Here is a partial attempt. Perhaps this may lead to a closed form.
Integrating by parts twice yields
$$
\begin{align}
\int_0^\infty\sin^{2n}(t)e^{-t}\,\mathrm{d}t
&=2n\int_0^\infty\sin^{2n-1}(t)\cos(t)\,e^{-t}\,\mathrm{d}t\\
&=2n\int_0^\infty\left((2n-1)\sin^{2n-2}(t)-2n\sin^{2n}(t)\right)\,e^{-t}\,\mathrm{d}t\\
(4n^2+1)\int_0^\infty \sin^{2n}(t)e^{-t}\,\mathrm{d}t
&=(4n^2-2n)\int_0^\infty\sin^{2n-2}(t)\,e^{-t}\,\mathrm{d}t
\end{align}
$$
Therefore,
$$
\begin{align}
\int_0^\infty\sin^{2n}(t)e^{-t}\,\mathrm{d}t
&=\prod_{k=1}^n\frac{2k(2k-1)}{4k^2+1}\\
&=\frac{(2n)!}{\prod\limits_{k=1}^n(4k^2+1)}
\end{align}
$$
Now
$$
\begin{align}
\int_0^\infty e^{-t}\log(\cos^2(t))\,\mathrm{d}t
&=\int_0^\infty\log\left(1-\sin^2(t)\right)\,e^{-t}\,\mathrm{d}t\\
&=-\sum_{n=1}^\infty\int_0^\infty\frac1n\sin^{2n}(t)\,e^{-t}\,\mathrm{d}t\\
&=-2\sum_{n=1}^\infty\frac{(2n-1)!}{\prod\limits_{k=1}^n(4k^2+1)}
\end{align}
$$
The terms of the last sum decay like $n^{-3/2}$, so the sum does converge, although slowly.
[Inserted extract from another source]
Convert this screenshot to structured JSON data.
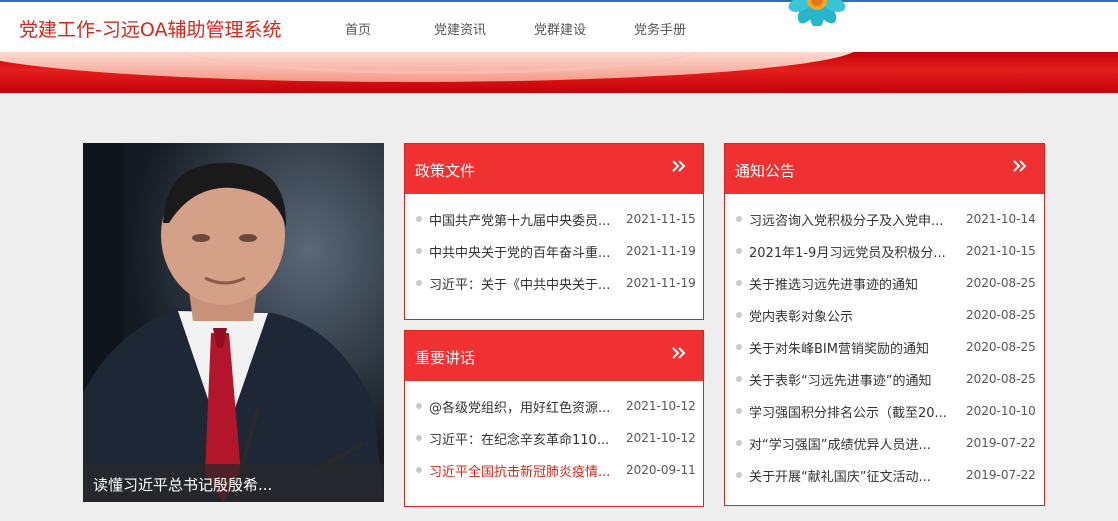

As derived in my other post, the integral is equal to the simpler looking sum
$$
\int_0^\infty e^{-t}\log(\cos^2(t))\,\mathrm{d}t=\sum_{k=1}^\infty(-1)^k\frac{8k}{4k^2+1}
$$
At least $4k^2+1$ is still in the denominator.